Ter voorbereiding van de viering van zaterdag 24-07-2021

Ter voorbereiding van de viering van zaterdag 24-07-2021

Uit het commentaar van de heilige Augustinus, bisschop van Hippo († 430), op psalm 84 (83)

Het geluk in het huis van de Heer

‘Gelukkig zij die wonen in uw huis’ (Ps. 84 (83), 5). Waarom zijn zij gelukkig? Wat zullen zij bezitten? Wat zullen ze doen? Allen die op aarde gelukkig geprezen worden, bezitten iets en doen iets. Iemand is gelukkig vanwege zijn vele goederen, een grote familie, veel goud en zilver. Omdat hij bezit heeft, wordt hij gelukkig geprezen. Gelukkig is hij: hij heeft ereplaatsen gekregen, het ambt van proconsul, dat van prefect. Iemand wordt ook gelukkig genoemd vanwege zijn daden. Dus ofwel vanwege zijn bezit ofwel vanwege wat hij doet, noemt men iemand gelukkig.

Maar waarom is men daarboven gelukkig? Wat zullen ze bezitten of wat zullen ze doen? Wat ze daar zullen bezitten, heb ik al gezegd: ‘Gelukkig zij die wonen in uw huis.’ Als ge uw eigen huis hebt, zijt ge arm; als ge het huis van God bezit, zijt ge rijk. In uw eigen huis zijt ge bang voor rovers, in het huis van God is God zelf de muur. Dus: ‘Gelukkig zij die wonen in uw huis.’ Zij bezitten het hemels Jeruzalem zonder angst, zonder droefheid, zonder onderscheid, zonder de scheiding van grenzen. Allen bezitten deze stad en ieder afzonderlijk bezit haar geheel en al. Groot is deze rijkdom. Daar maakt een broeder zijn broeder niet arm, daar heerst geen enkele armoede.

Wat zullen ze daar dan doen? De moeder van elke menselijke handeling is de nood. ‘Breek uw brood voor de hongerige’ (Jes. 58, 7). Maar voor wie breekt gij het waar niemand honger heeft? ‘Neem de dakloze arme op in uw huis’ (Jes. 58, 7). Welke gast wilt ge opnemen, waar allen in hun eigen vaderhuis wonen? Welke zieke wilt ge bezoeken, waar allen zich over een altijddurende gezondheid verheugen? Welke twistzoeker wilt ge verzoenen, waar een eeuwigdurende vrede heerst? Welke dode wilt ge begraven, waar men altijd in leven blijft?
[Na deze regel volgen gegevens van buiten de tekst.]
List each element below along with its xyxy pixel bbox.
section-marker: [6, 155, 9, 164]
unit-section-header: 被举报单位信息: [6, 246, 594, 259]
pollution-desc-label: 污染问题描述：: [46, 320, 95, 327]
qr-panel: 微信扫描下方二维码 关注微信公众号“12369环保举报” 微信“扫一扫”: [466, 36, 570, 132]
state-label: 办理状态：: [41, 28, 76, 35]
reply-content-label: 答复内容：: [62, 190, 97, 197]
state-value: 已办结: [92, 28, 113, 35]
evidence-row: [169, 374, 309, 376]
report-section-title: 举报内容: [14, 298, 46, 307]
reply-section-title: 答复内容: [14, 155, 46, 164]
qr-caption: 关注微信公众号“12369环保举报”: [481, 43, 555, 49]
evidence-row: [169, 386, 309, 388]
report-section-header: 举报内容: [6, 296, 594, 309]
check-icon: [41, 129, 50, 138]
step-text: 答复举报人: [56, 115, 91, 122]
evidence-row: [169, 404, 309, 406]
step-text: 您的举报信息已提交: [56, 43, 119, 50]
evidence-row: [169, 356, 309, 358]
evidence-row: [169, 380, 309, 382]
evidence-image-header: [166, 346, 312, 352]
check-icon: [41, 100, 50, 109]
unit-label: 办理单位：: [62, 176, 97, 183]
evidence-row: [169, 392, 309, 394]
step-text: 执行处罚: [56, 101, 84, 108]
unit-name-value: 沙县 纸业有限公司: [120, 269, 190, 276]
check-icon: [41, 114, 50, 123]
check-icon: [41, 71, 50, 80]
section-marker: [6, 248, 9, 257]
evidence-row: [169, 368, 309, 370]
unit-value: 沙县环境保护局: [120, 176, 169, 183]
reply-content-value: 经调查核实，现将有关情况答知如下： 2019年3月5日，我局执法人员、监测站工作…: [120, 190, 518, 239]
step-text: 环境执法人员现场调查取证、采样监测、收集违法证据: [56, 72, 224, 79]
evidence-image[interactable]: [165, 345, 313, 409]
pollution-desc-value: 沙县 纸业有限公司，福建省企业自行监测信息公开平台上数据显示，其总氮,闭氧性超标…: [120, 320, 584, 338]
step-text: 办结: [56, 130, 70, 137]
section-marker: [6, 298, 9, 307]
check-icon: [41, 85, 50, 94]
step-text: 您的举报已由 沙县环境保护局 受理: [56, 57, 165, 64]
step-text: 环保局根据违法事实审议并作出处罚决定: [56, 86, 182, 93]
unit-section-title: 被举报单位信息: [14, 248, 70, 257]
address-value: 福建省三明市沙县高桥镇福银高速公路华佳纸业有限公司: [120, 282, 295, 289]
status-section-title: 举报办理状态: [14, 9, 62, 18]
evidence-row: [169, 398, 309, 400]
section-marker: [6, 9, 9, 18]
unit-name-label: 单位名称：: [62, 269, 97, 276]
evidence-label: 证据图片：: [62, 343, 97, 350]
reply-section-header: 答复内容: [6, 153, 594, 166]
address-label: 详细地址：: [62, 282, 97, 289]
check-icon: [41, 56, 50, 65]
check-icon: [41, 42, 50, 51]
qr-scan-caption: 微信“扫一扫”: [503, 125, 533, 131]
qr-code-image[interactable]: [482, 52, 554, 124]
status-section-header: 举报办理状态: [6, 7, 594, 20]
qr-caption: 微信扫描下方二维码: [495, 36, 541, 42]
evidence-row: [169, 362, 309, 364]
Wat dan? Ge hebt reeds gezegd wat we daar zullen bezitten: ‘Gelukkig die wonen in uw huis.’ Zeg nu ook wat ze zullen doen, want ik zie daar geen enkele nood die me kan dwingen om iets te doen. Zie, dat ik nu spreek en redeneer, wordt veroorzaakt door nood. Zal er daar zo’n uiteenzetting nodig zijn, alsof er onwetenden onderricht of vergeten zaken in herinnering gebracht moeten worden? Of zal in dat vaderland het evangelie gelezen moeten worden, waar het Woord en God zelf aanschouwd worden?

Deze mens dus wiens verlangen en zuchten in onze stem hoorbaar is, zegt wat wij in dat vaderland waarnaar wij zo verlangen, zullen bezitten. Hij drukt dit uit met de woorden: ‘Gelukkig zij die wonen in uw huis.’ Laat hij nu ook zeggen wat wij er zullen doen: ‘In de eeuwen der eeuwen zullen zij u loven’ (Ps. 84 (83), 5). Hier zal heel onze bezigheid uit bestaan, het altijddurende ‘Alleluia’.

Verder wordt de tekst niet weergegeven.